Postby Sir Bygber Brown » Sat Mar 06, 2004 8:59 am
i was reading this book called "150 Great Directors" or some such title and went straight to the section on Fellini and was disheartened to see the sorry sod had repeated the same old claptrap everybody who's never seen a Fellini film likes to say (like the joke in Annie Hall): sure, La Strada was a great film, but after 8 1/2 he just got indulgent and messy. My god that annoys me. Amarcord, for example, is post-8 1/2, and its one of the most beautiful films i've ever seen. And this "indulgent" business, i've never understood - what is an artist, after all, if not someone who satisfies their own whims.

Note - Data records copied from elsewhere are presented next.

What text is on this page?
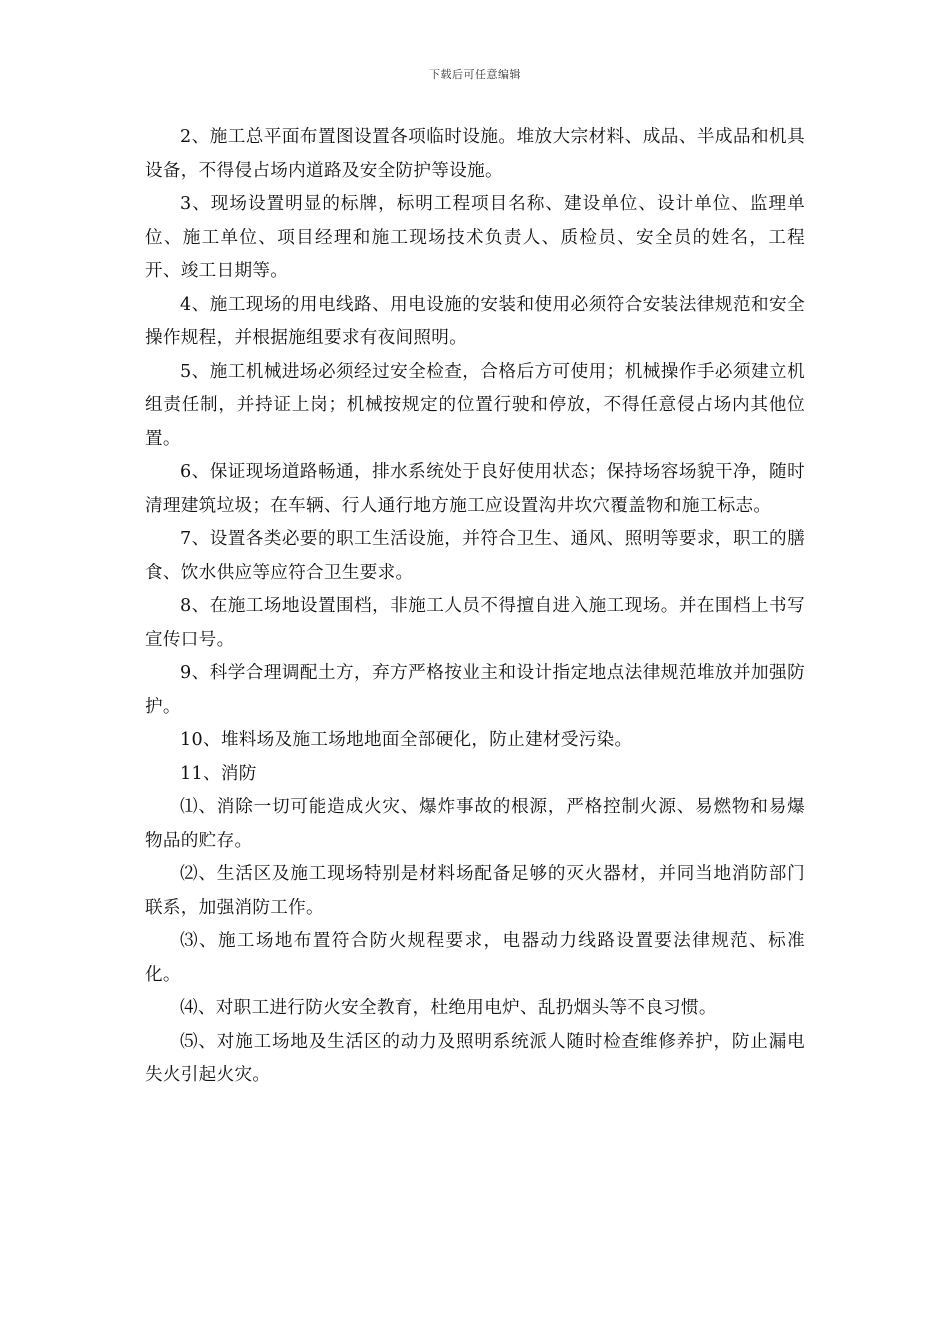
下载后可任意编辑

2、施工总平面布置图设置各项临时设施。堆放大宗材料、成品、半成品和机具设备，不得侵占场内道路及安全防护等设施。

3、现场设置明显的标牌，标明工程项目名称、建设单位、设计单位、监理单位、施工单位、项目经理和施工现场技术负责人、质检员、安全员的姓名，工程开、竣工日期等。

4、施工现场的用电线路、用电设施的安装和使用必须符合安装法律规范和安全操作规程，并根据施组要求有夜间照明。

5、施工机械进场必须经过安全检查，合格后方可使用；机械操作手必须建立机组责任制，并持证上岗；机械按规定的位置行驶和停放，不得任意侵占场内其他位置。

6、保证现场道路畅通，排水系统处于良好使用状态；保持场容场貌干净，随时清理建筑垃圾；在车辆、行人通行地方施工应设置沟井坎穴覆盖物和施工标志。

7、设置各类必要的职工生活设施，并符合卫生、通风、照明等要求，职工的膳食、饮水供应等应符合卫生要求。

8、在施工场地设置围档，非施工人员不得擅自进入施工现场。并在围档上书写宣传口号。

9、科学合理调配土方，弃方严格按业主和设计指定地点法律规范堆放并加强防护。

10、堆料场及施工场地地面全部硬化，防止建材受污染。

11、消防

⑴、消除一切可能造成火灾、爆炸事故的根源，严格控制火源、易燃物和易爆物品的贮存。

⑵、生活区及施工现场特别是材料场配备足够的灭火器材，并同当地消防部门联系，加强消防工作。

⑶、施工场地布置符合防火规程要求，电器动力线路设置要法律规范、标准化。

⑷、对职工进行防火安全教育，杜绝用电炉、乱扔烟头等不良习惯。

⑸、对施工场地及生活区的动力及照明系统派人随时检查维修养护，防止漏电失火引起火灾。
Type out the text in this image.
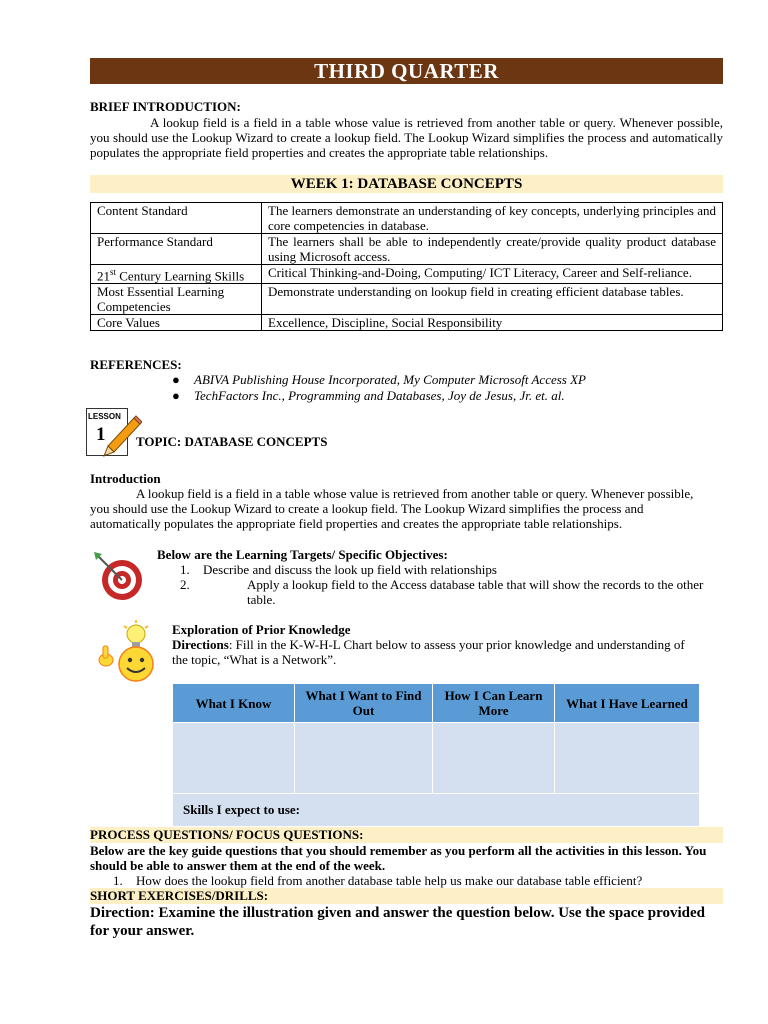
THIRD QUARTER
BRIEF INTRODUCTION:
A lookup field is a field in a table whose value is retrieved from another table or query. Whenever possible, you should use the Lookup Wizard to create a lookup field. The Lookup Wizard simplifies the process and automatically populates the appropriate field properties and creates the appropriate table relationships.
WEEK 1: DATABASE CONCEPTS
Content Standard	The learners demonstrate an understanding of key concepts, underlying principles and core competencies in database.
Performance Standard	The learners shall be able to independently create/provide quality product database using Microsoft access.
21st Century Learning Skills	Critical Thinking-and-Doing, Computing/ ICT Literacy, Career and Self-reliance.
Most Essential Learning Competencies	Demonstrate understanding on lookup field in creating efficient database tables.
Core Values	Excellence, Discipline, Social Responsibility
REFERENCES:
● ABIVA Publishing House Incorporated, My Computer Microsoft Access XP
● TechFactors Inc., Programming and Databases, Joy de Jesus, Jr. et. al.
LESSON
1 TOPIC: DATABASE CONCEPTS
Introduction
A lookup field is a field in a table whose value is retrieved from another table or query. Whenever possible, you should use the Lookup Wizard to create a lookup field. The Lookup Wizard simplifies the process and automatically populates the appropriate field properties and creates the appropriate table relationships.
Below are the Learning Targets/ Specific Objectives:
1. Describe and discuss the look up field with relationships
2.	Apply a lookup field to the Access database table that will show the records to the other table.
Exploration of Prior Knowledge
Directions: Fill in the K-W-H-L Chart below to assess your prior knowledge and understanding of the topic, “What is a Network”.
What I Know	What I Want to Find Out	How I Can Learn More	What I Have Learned

Skills I expect to use:			
PROCESS QUESTIONS/ FOCUS QUESTIONS:
Below are the key guide questions that you should remember as you perform all the activities in this lesson. You should be able to answer them at the end of the week.
1. How does the lookup field from another database table help us make our database table efficient?
SHORT EXERCISES/DRILLS:
Direction: Examine the illustration given and answer the question below. Use the space provided for your answer.
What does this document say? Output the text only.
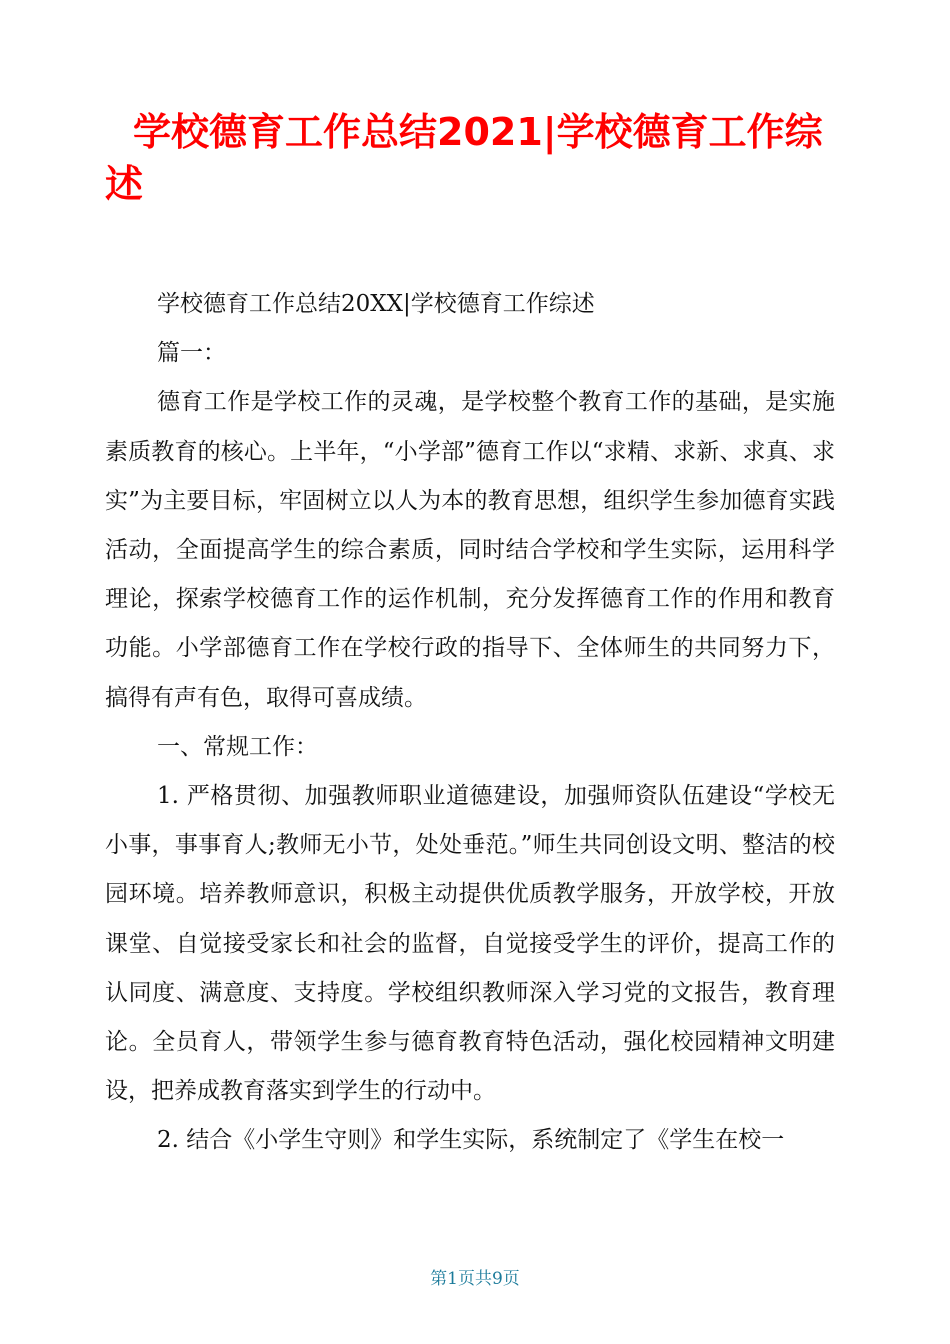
学校德育工作总结2021|学校德育工作综述

学校德育工作总结20XX|学校德育工作综述

篇一：

德育工作是学校工作的灵魂，是学校整个教育工作的基础，是实施素质教育的核心。上半年，“小学部”德育工作以“求精、求新、求真、求实”为主要目标，牢固树立以人为本的教育思想，组织学生参加德育实践活动，全面提高学生的综合素质，同时结合学校和学生实际，运用科学理论，探索学校德育工作的运作机制，充分发挥德育工作的作用和教育功能。小学部德育工作在学校行政的指导下、全体师生的共同努力下，搞得有声有色，取得可喜成绩。

一、常规工作：

1. 严格贯彻、加强教师职业道德建设，加强师资队伍建设“学校无小事，事事育人;教师无小节，处处垂范。”师生共同创设文明、整洁的校园环境。培养教师意识，积极主动提供优质教学服务，开放学校，开放课堂、自觉接受家长和社会的监督，自觉接受学生的评价，提高工作的认同度、满意度、支持度。学校组织教师深入学习党的文报告，教育理论。全员育人，带领学生参与德育教育特色活动，强化校园精神文明建设，把养成教育落实到学生的行动中。

2. 结合《小学生守则》和学生实际，系统制定了《学生在校一

第1页共9页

Who else's whims do they have to satisfy? And if such whims exist, if they follow those instead of their own, are they an artist at all? Maybe its just the old trouble of the movie business having its hand in both honeypots of art and commerce - those who are trying to judge based on commerce, appealability-to-the-ticketbuyers and convention, would naturally say that early Fellini has wider appeal than later Fellini, but those same people would also have to say that 2001 is "indulgent." But a circle of people who consider movies an art form would say that an artist who follows their whims to their fullest like Kubrick of Fellini (or Welles, when they let him, but he suffered from other circumstances and starting much earlier than the others) is much truer than someone like Scorcese who (by his own admission, and with Gangs of New York as a prime example) does his best to try and work with the business-side of Hollywood and make movies that will both satisfiy his artistic inclinations and make money.
Holy hell what a diatribe! I feel like Mel Gibson!
You may remember me from such sites as imdb, amazon and criterionforum as Ben Cheshire.